Iowa's flat 3.9% rate took effect on January 1, 2026, under House Bill 2317 — a major multi-year tax reform that phased down Iowa's previous graduated brackets over several years. All Iowa taxable income above the standard deduction is now taxed at exactly 3.9%.

Is retirement income taxed in Minnesota or Iowa?

Iowa is significantly more retirement-friendly. Taxpayers aged 55 and older pay zero Iowa income tax on Social Security, 401(k), IRA, and pension distributions. Minnesota taxes Social Security when AGI exceeds $75,000 (single filers) and has no general retirement income exemption for 401(k) or pension income.

Does Minnesota have an estate tax?

Yes. Minnesota levies estate tax at rates from 13% to 16% on estates valued above $3 million. Iowa has no estate tax.
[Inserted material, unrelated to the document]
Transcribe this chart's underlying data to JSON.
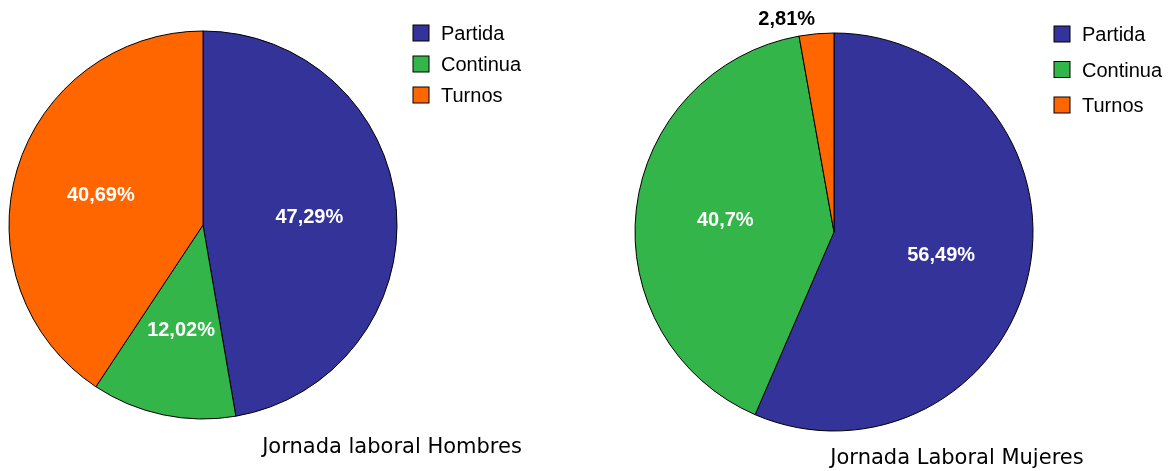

For residents with significant assets or family farms, this difference can represent a major planning consideration — and is one of the top reasons high-net-worth Minnesotans consult advisors about relocating.

Which state has higher property taxes — Minnesota or Iowa?

Iowa has higher average property taxes. The effective average rate in Iowa is approximately 1.56% of assessed value versus Minnesota's 1.02%. On a $300,000 home, that means roughly $4,680 per year in Iowa compared to $3,060 in Minnesota — a $1,620 annual difference that partially offsets Iowa's lower income tax.

How does sales tax compare between Minnesota and Iowa?

Minnesota charges 6.875% state sales tax, with most areas reaching 7%-8% after local additions. Iowa charges 6% state plus a standard 1% local option tax, totaling 7% in most jurisdictions. Both states exempt groceries from sales tax, which meaningfully reduces the burden on lower-income households.

At what income level does Iowa become a much better deal than Minnesota?

Iowa's advantage grows with income because Iowa is flat (3.9%) while Minnesota is progressive (up to 9.85%). At $75,000, the difference is modest at around $508/year. At $150,000 it reaches $3,016/year, and at $250,000 it exceeds $7,496/year. For retirees of any income level, Iowa's complete retirement income exemption at age 55+ often produces far larger savings than the income table alone suggests.

Are capital gains taxed differently in Minnesota vs Iowa?

Both states tax capital gains as ordinary income, but the rates differ substantially. Iowa applies its flat 3.9% rate to capital gains. Minnesota taxes capital gains under its progressive schedule, meaning long-term gains can be taxed at up to 9.85% — the same as wages. For investors with significant capital gains, Iowa offers a meaningful advantage.